Die fortlaufende Intrakutannaht – vollständig als Intrakutannaht nach Halsted und Chassaignac bezeichnet – gilt als eine der anspruchsvollsten, aber auch kosmetisch überzeugendsten Nahttechniken. Der Faden verläuft komplett unter der Hautoberfläche und hinterlässt keine Einstichstellen quer zur Wunde.
Was ist eine Intrakutannaht?
Anders als bei Einzelknopf-, Donati- oder Allgöwer-Naht wird bei der Intrakutannaht nicht durch die gesamte Haut, sondern ausschließlich innerhalb der Dermis genäht – fortlaufend, ohne Unterbrechung.

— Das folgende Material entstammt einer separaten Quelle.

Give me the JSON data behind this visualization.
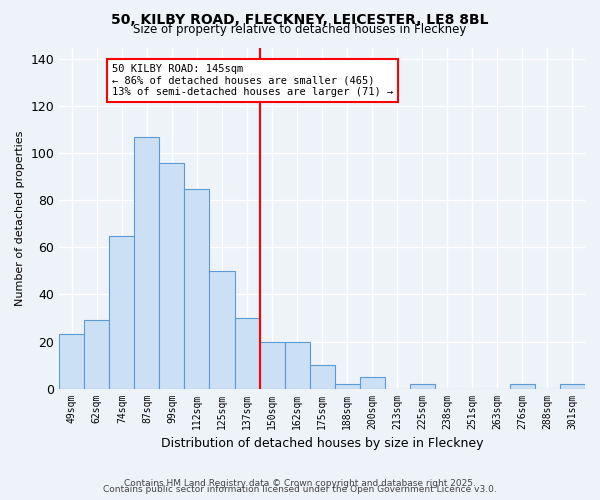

Die Oberhaut wird dabei nicht penetriert, was das kosmetische Ergebnis bei unkomplizierten Wunden deutlich verbessert.
Schritt-für-Schritt-Anleitung
- Nahtbeginn: Die Nadel orthogonal zum Wundrand in der Tiefe der Wunde einstechen und der Nadelkrümmung folgend durchführen; der Ausstich erfolgt in der Dermis derselben Wundseite.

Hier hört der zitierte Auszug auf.